就是不知道如果皇上知道哑婆婆就是母妃,对着那张脸,他是否还能装作情深意重。当然父王绝对没问题,秋云歌对父王非常有信心。
“宝郡主,她是你的妹妹,就算你恨本王也不用如此吧!”南宫铭皱着眉头,无论是他还是秋玉隐都不能跪,除了秋玉隐身怀有孕,更是他的面子问题。
“好一个妹妹,如此辱骂本郡主,本郡主难道就那样好欺负吗?今日的事情,如果不想跪也可以,十万两的精神损失费拿来就可以了。”秋云歌冷笑着,这脸面想要的话,那就来买。

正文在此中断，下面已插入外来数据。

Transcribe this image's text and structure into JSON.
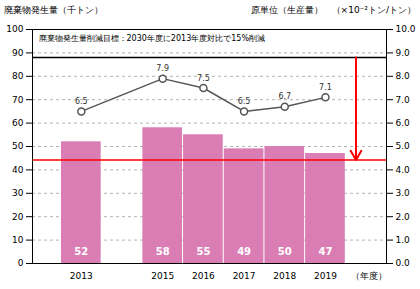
{
  "chart_data": {
    "type": "bar",
    "x": [
      2013,
      2015,
      2016,
      2017,
      2018,
      2019
    ],
    "xlim": [
      2011.8,
      2020.5
    ],
    "xticks": [
      2013,
      2015,
      2016,
      2017,
      2018,
      2019
    ],
    "x_label": "（年度）",
    "y_label": "廃棄物発生量（千トン）",
    "y2_label": "原単位（生産量）　（×10⁻²トン/トン）",
    "ylim": [
      0,
      100
    ],
    "yticks": [
      0,
      10,
      20,
      30,
      40,
      50,
      60,
      70,
      80,
      90,
      100
    ],
    "y2lim": [
      0.0,
      10.0
    ],
    "y2ticks": [
      {
        "value": 0,
        "label": "0.0"
      },
      {
        "value": 1,
        "label": "1.0"
      },
      {
        "value": 2,
        "label": "2.0"
      },
      {
        "value": 3,
        "label": "3.0"
      },
      {
        "value": 4,
        "label": "4.0"
      },
      {
        "value": 5,
        "label": "5.0"
      },
      {
        "value": 6,
        "label": "6.0"
      },
      {
        "value": 7,
        "label": "7.0"
      },
      {
        "value": 8,
        "label": "8.0"
      },
      {
        "value": 9,
        "label": "9.0"
      },
      {
        "value": 10,
        "label": "10.0"
      }
    ],
    "grid": true,
    "data_labels": true,
    "series": [
      {
        "type": "bar",
        "color": "#db7db5",
        "values": [
          52,
          58,
          55,
          49,
          50,
          47
        ]
      },
      {
        "type": "line",
        "axis": "y2",
        "color": "#555555",
        "marker": "circle",
        "values": [
          6.5,
          7.9,
          7.5,
          6.5,
          6.7,
          7.1
        ]
      }
    ],
    "reference_lines": [
      {
        "value": 44.2,
        "color": "#ff0000"
      },
      {
        "value": 88.0,
        "color": "#000000"
      }
    ],
    "arrow": {
      "from": 88.0,
      "to": 44.2,
      "color": "#ff0000"
    },
    "annotation": "廃棄物発生量削減目標：2030年度に2013年度対比で15%削減"
  }
}
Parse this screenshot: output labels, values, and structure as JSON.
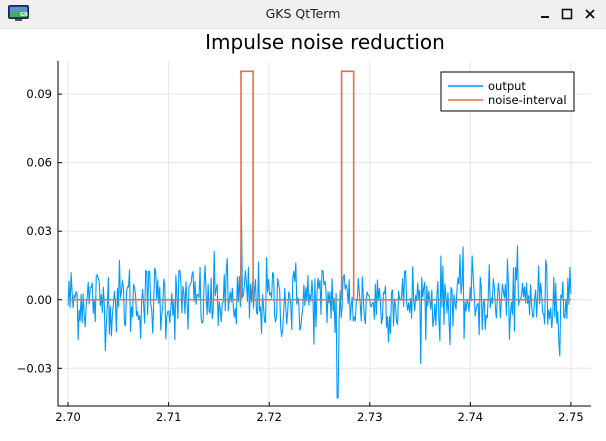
{
  "window": {
    "title": "GKS QtTerm",
    "app_icon": "gks-monitor-icon",
    "controls": [
      "minimize-icon",
      "maximize-icon",
      "close-icon"
    ]
  },
  "chart_data": {
    "type": "line",
    "title": "Impulse noise reduction",
    "xlabel": "",
    "ylabel": "",
    "xlim": [
      2.699,
      2.752
    ],
    "ylim": [
      -0.0465,
      0.1045
    ],
    "x_ticks": [
      2.7,
      2.71,
      2.72,
      2.73,
      2.74,
      2.75
    ],
    "x_tick_labels": [
      "2.70",
      "2.71",
      "2.72",
      "2.73",
      "2.74",
      "2.75"
    ],
    "y_ticks": [
      -0.03,
      0.0,
      0.03,
      0.06,
      0.09
    ],
    "y_tick_labels": [
      "−0.03",
      "0.00",
      "0.03",
      "0.06",
      "0.09"
    ],
    "grid": true,
    "legend_position": "top-right",
    "series": [
      {
        "name": "output",
        "color": "#009af9",
        "x_start": 2.7,
        "x_end": 2.75,
        "num_points": 500,
        "y_std": 0.0085,
        "y_min": -0.043,
        "y_max": 0.041,
        "description": "Dense noisy signal fluctuating around 0 roughly between -0.027 and +0.027, with isolated spikes to about +0.041 near x=2.7172 and about -0.043 near x=2.7268"
      },
      {
        "name": "noise-interval",
        "color": "#e26f46",
        "x": [
          2.7,
          2.7172,
          2.7172,
          2.7184,
          2.7184,
          2.7272,
          2.7272,
          2.7284,
          2.7284,
          2.75
        ],
        "y": [
          0.0,
          0.0,
          0.1,
          0.1,
          0.0,
          0.0,
          0.1,
          0.1,
          0.0,
          0.0
        ]
      }
    ]
  }
}
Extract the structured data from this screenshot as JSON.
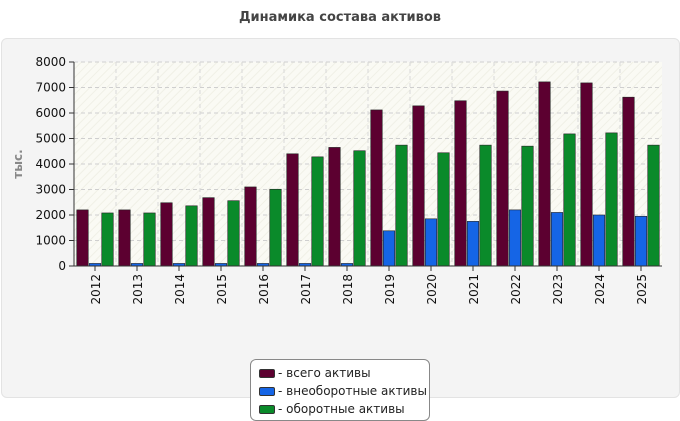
{
  "page": {
    "title": "Динамика состава активов"
  },
  "chart_data": {
    "type": "bar",
    "title": "Динамика состава активов",
    "xlabel": "",
    "ylabel": "тыс.",
    "ylim": [
      0,
      8000
    ],
    "yticks": [
      0,
      1000,
      2000,
      3000,
      4000,
      5000,
      6000,
      7000,
      8000
    ],
    "grid": true,
    "legend_position": "bottom",
    "categories": [
      "2012",
      "2013",
      "2014",
      "2015",
      "2016",
      "2017",
      "2018",
      "2019",
      "2020",
      "2021",
      "2022",
      "2023",
      "2024",
      "2025"
    ],
    "series": [
      {
        "name": "- всего активы",
        "color": "#5c0030",
        "values": [
          2200,
          2200,
          2480,
          2680,
          3100,
          4400,
          4650,
          6120,
          6280,
          6480,
          6860,
          7220,
          7180,
          6620
        ]
      },
      {
        "name": "- внеоборотные активы",
        "color": "#1565e6",
        "values": [
          100,
          100,
          100,
          100,
          100,
          100,
          100,
          1380,
          1850,
          1750,
          2200,
          2100,
          2000,
          1950
        ]
      },
      {
        "name": "- оборотные активы",
        "color": "#0a8a2a",
        "values": [
          2080,
          2080,
          2360,
          2560,
          3010,
          4280,
          4520,
          4740,
          4440,
          4740,
          4700,
          5180,
          5220,
          4740
        ]
      }
    ]
  }
}
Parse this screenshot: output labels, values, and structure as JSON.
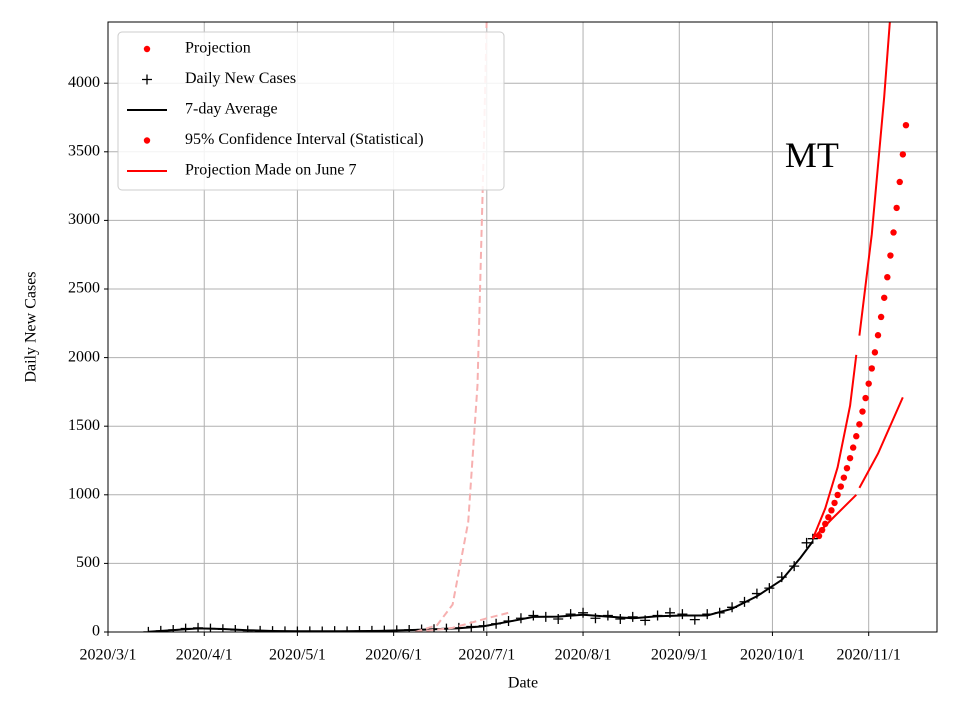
{
  "chart_data": {
    "type": "line",
    "xlabel": "Date",
    "ylabel": "Daily New Cases",
    "annotation": {
      "text": "MT",
      "x": "2020-10-05",
      "y": 3450
    },
    "xlim": [
      "2020-03-01",
      "2020-11-23"
    ],
    "ylim": [
      0,
      4446
    ],
    "xticks": [
      {
        "value": "2020-03-01",
        "label": "2020/3/1"
      },
      {
        "value": "2020-04-01",
        "label": "2020/4/1"
      },
      {
        "value": "2020-05-01",
        "label": "2020/5/1"
      },
      {
        "value": "2020-06-01",
        "label": "2020/6/1"
      },
      {
        "value": "2020-07-01",
        "label": "2020/7/1"
      },
      {
        "value": "2020-08-01",
        "label": "2020/8/1"
      },
      {
        "value": "2020-09-01",
        "label": "2020/9/1"
      },
      {
        "value": "2020-10-01",
        "label": "2020/10/1"
      },
      {
        "value": "2020-11-01",
        "label": "2020/11/1"
      }
    ],
    "yticks": [
      0,
      500,
      1000,
      1500,
      2000,
      2500,
      3000,
      3500,
      4000
    ],
    "grid": true,
    "legend": "upper left",
    "series": [
      {
        "name": "Projection",
        "color": "#ff0000",
        "style": "dot",
        "x": [
          "2020-10-16",
          "2020-10-17",
          "2020-10-18",
          "2020-10-19",
          "2020-10-20",
          "2020-10-21",
          "2020-10-22",
          "2020-10-23",
          "2020-10-24",
          "2020-10-25",
          "2020-10-26",
          "2020-10-27",
          "2020-10-28",
          "2020-10-29",
          "2020-10-30",
          "2020-10-31",
          "2020-11-01",
          "2020-11-02",
          "2020-11-03",
          "2020-11-04",
          "2020-11-05",
          "2020-11-06",
          "2020-11-07",
          "2020-11-08",
          "2020-11-09",
          "2020-11-10",
          "2020-11-11",
          "2020-11-12",
          "2020-11-13"
        ],
        "values": [
          700,
          743,
          788,
          836,
          887,
          941,
          999,
          1060,
          1125,
          1194,
          1267,
          1344,
          1427,
          1514,
          1607,
          1705,
          1810,
          1921,
          2038,
          2163,
          2296,
          2436,
          2586,
          2744,
          2912,
          3091,
          3280,
          3481,
          3694
        ]
      },
      {
        "name": "Daily New Cases",
        "color": "#000000",
        "style": "plus",
        "x": [
          "2020-03-14",
          "2020-03-18",
          "2020-03-22",
          "2020-03-26",
          "2020-03-30",
          "2020-04-03",
          "2020-04-07",
          "2020-04-11",
          "2020-04-15",
          "2020-04-19",
          "2020-04-23",
          "2020-04-27",
          "2020-05-01",
          "2020-05-05",
          "2020-05-09",
          "2020-05-13",
          "2020-05-17",
          "2020-05-21",
          "2020-05-25",
          "2020-05-29",
          "2020-06-02",
          "2020-06-06",
          "2020-06-10",
          "2020-06-14",
          "2020-06-18",
          "2020-06-22",
          "2020-06-26",
          "2020-06-30",
          "2020-07-04",
          "2020-07-08",
          "2020-07-12",
          "2020-07-16",
          "2020-07-20",
          "2020-07-24",
          "2020-07-28",
          "2020-08-01",
          "2020-08-05",
          "2020-08-09",
          "2020-08-13",
          "2020-08-17",
          "2020-08-21",
          "2020-08-25",
          "2020-08-29",
          "2020-09-02",
          "2020-09-06",
          "2020-09-10",
          "2020-09-14",
          "2020-09-18",
          "2020-09-22",
          "2020-09-26",
          "2020-09-30",
          "2020-10-04",
          "2020-10-08",
          "2020-10-12",
          "2020-10-14"
        ],
        "values": [
          1,
          8,
          15,
          25,
          30,
          25,
          20,
          15,
          10,
          8,
          6,
          5,
          4,
          5,
          4,
          6,
          5,
          7,
          8,
          10,
          12,
          15,
          18,
          20,
          25,
          30,
          40,
          45,
          60,
          80,
          100,
          120,
          110,
          95,
          130,
          140,
          100,
          120,
          95,
          110,
          85,
          120,
          140,
          130,
          90,
          130,
          140,
          180,
          220,
          280,
          320,
          400,
          480,
          650,
          680
        ]
      },
      {
        "name": "7-day Average",
        "color": "#000000",
        "style": "line",
        "x": [
          "2020-03-14",
          "2020-03-22",
          "2020-03-30",
          "2020-04-07",
          "2020-04-15",
          "2020-04-23",
          "2020-05-01",
          "2020-05-15",
          "2020-05-29",
          "2020-06-10",
          "2020-06-22",
          "2020-06-30",
          "2020-07-08",
          "2020-07-16",
          "2020-07-24",
          "2020-08-01",
          "2020-08-09",
          "2020-08-17",
          "2020-08-25",
          "2020-09-02",
          "2020-09-10",
          "2020-09-18",
          "2020-09-26",
          "2020-10-04",
          "2020-10-10",
          "2020-10-14"
        ],
        "values": [
          2,
          14,
          26,
          22,
          13,
          7,
          5,
          5,
          9,
          17,
          28,
          42,
          75,
          110,
          112,
          125,
          112,
          100,
          115,
          120,
          120,
          170,
          260,
          380,
          540,
          660
        ]
      },
      {
        "name": "95% Confidence Interval (Statistical)",
        "color": "#ff0000",
        "style": "dot-legend-line",
        "x": [
          "2020-10-14",
          "2020-10-18",
          "2020-10-22",
          "2020-10-26",
          "2020-10-28",
          "2020-10-28",
          "2020-10-29",
          "2020-11-02",
          "2020-11-06",
          "2020-11-08"
        ],
        "values": [
          680,
          900,
          1200,
          1650,
          2020,
          null,
          2160,
          2900,
          3900,
          4500
        ]
      },
      {
        "name": "Projection Made on June 7",
        "color": "#ff0000",
        "style": "line",
        "x": [
          "2020-10-14",
          "2020-10-20",
          "2020-10-28",
          "2020-10-28",
          "2020-10-29",
          "2020-11-04",
          "2020-11-12"
        ],
        "values": [
          680,
          820,
          1000,
          null,
          1050,
          1300,
          1710
        ]
      },
      {
        "color": "#f7b0b0",
        "style": "dash",
        "x": [
          "2020-06-08",
          "2020-06-15",
          "2020-06-20",
          "2020-06-25",
          "2020-06-28",
          "2020-06-30",
          "2020-07-01"
        ],
        "values": [
          0,
          50,
          200,
          800,
          1800,
          3500,
          4500
        ]
      },
      {
        "color": "#f7b0b0",
        "style": "dash",
        "x": [
          "2020-06-08",
          "2020-06-20",
          "2020-07-01",
          "2020-07-08"
        ],
        "values": [
          0,
          30,
          100,
          140
        ]
      }
    ]
  }
}
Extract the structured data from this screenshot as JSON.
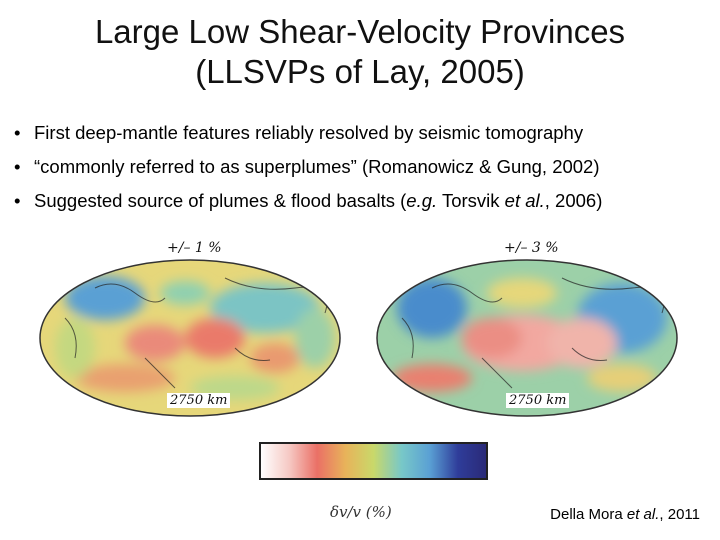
{
  "title": {
    "line1": "Large Low Shear-Velocity Provinces",
    "line2": "(LLSVPs of Lay, 2005)"
  },
  "bullets": {
    "marker": "•",
    "b1": "First deep-mantle features reliably resolved by seismic tomography",
    "b2": "“commonly referred to as superplumes” (Romanowicz & Gung, 2002)",
    "b3_pre": "Suggested source of plumes & flood basalts (",
    "b3_eg": "e.g.",
    "b3_mid": " Torsvik ",
    "b3_etal": "et al.",
    "b3_post": ", 2006)"
  },
  "maps": {
    "left_scale": "+/– 1 %",
    "right_scale": "+/– 3 %",
    "left_depth": "2750 km",
    "right_depth": "2750 km"
  },
  "colorbar": {
    "label": "δv/v (%)",
    "colors": [
      "#ffffff",
      "#f6c9c4",
      "#ea7066",
      "#e8b35a",
      "#c9d86a",
      "#78c8c8",
      "#5aa0d4",
      "#2f3d9a",
      "#2a2a78"
    ]
  },
  "citation": {
    "author": "Della Mora ",
    "etal": "et al.",
    "year": ", 2011"
  }
}
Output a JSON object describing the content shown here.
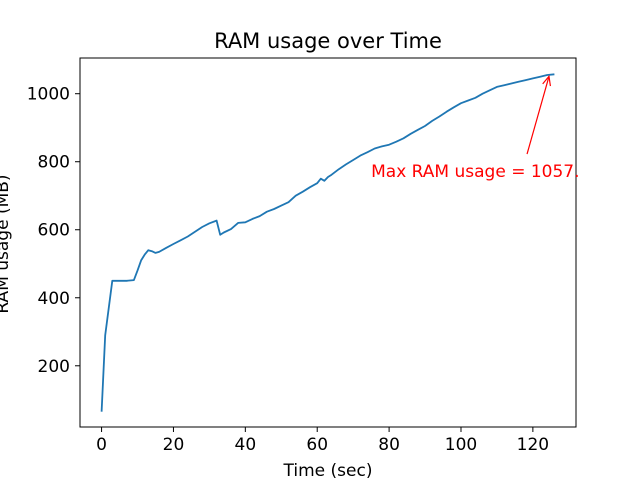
{
  "chart_data": {
    "type": "line",
    "title": "RAM usage over Time",
    "xlabel": "Time (sec)",
    "ylabel": "RAM usage (MB)",
    "xlim": [
      -6,
      132
    ],
    "ylim": [
      20,
      1105
    ],
    "xticks": [
      0,
      20,
      40,
      60,
      80,
      100,
      120
    ],
    "yticks": [
      200,
      400,
      600,
      800,
      1000
    ],
    "grid": false,
    "series": [
      {
        "color": "#1f77b4",
        "x": [
          0,
          1,
          3,
          5,
          7,
          9,
          10,
          11,
          12,
          13,
          14,
          15,
          16,
          18,
          20,
          22,
          24,
          26,
          28,
          30,
          32,
          33,
          34,
          36,
          38,
          40,
          42,
          44,
          46,
          48,
          50,
          52,
          54,
          56,
          58,
          60,
          61,
          62,
          63,
          64,
          66,
          68,
          70,
          72,
          74,
          76,
          78,
          80,
          82,
          84,
          86,
          88,
          90,
          92,
          94,
          96,
          98,
          100,
          102,
          104,
          106,
          108,
          110,
          112,
          114,
          116,
          118,
          120,
          122,
          124,
          126
        ],
        "y": [
          65,
          290,
          450,
          450,
          450,
          452,
          480,
          510,
          527,
          540,
          537,
          532,
          535,
          547,
          558,
          569,
          580,
          594,
          608,
          619,
          627,
          585,
          592,
          602,
          620,
          622,
          632,
          640,
          653,
          661,
          671,
          681,
          700,
          712,
          725,
          737,
          750,
          744,
          755,
          762,
          778,
          792,
          805,
          818,
          828,
          839,
          845,
          850,
          859,
          869,
          882,
          894,
          905,
          920,
          933,
          947,
          960,
          972,
          980,
          988,
          1000,
          1010,
          1020,
          1025,
          1030,
          1035,
          1040,
          1045,
          1050,
          1055,
          1057
        ]
      }
    ],
    "annotation": {
      "text": "Max RAM usage = 1057.",
      "color": "#ff0000",
      "point": [
        124.5,
        1057
      ],
      "text_anchor_data": [
        75,
        755
      ]
    }
  }
}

“十万银子,好,本王随后就让人送来!”南宫铭有些咬牙切齿地说着,秋玉隐这个成事不足败事有余的娘们,这要是回府后带来的消息不对,真是要抽死她。
“黄金十万两,莫非辰王以为本郡主受到的委屈就值十万两白银吗?”要知道现在表哥一个月就能够给她带来二十万两白银的红利了,十万两白银真不看在眼中,本想说二十万两黄金的,可又怕说得太多,将对方吓坏了。
十万两黄金,这几乎等于王府一年的收入,南宫铭怎么不肉痛,以往郑家跟母妃都还贴补他一些,但是今年几乎没有了,他也不好意思去要,母妃才恢复位份不久,大家的日子都不太好过。
郑大人更是对他不满,现在处于观望状态,最多只是保住他不被人攻击,其他的事情,一律不帮忙。
“好!”南宫澈答应的肉痛,秋玉隐更是肉痛,刚刚她就是看着太子跟宁世子都在维护秋云歌,同作为女人她不甘心,所以才会说出那样的话,但是她说出的是事实,有什么好赔偿的。
她已经道歉,而且王爷也已经打了她,难道还不够吗?但是秋云歌却咄咄逼人,真是可恶。可是王爷拽着她的手,让她不要再开口,只能忍下去。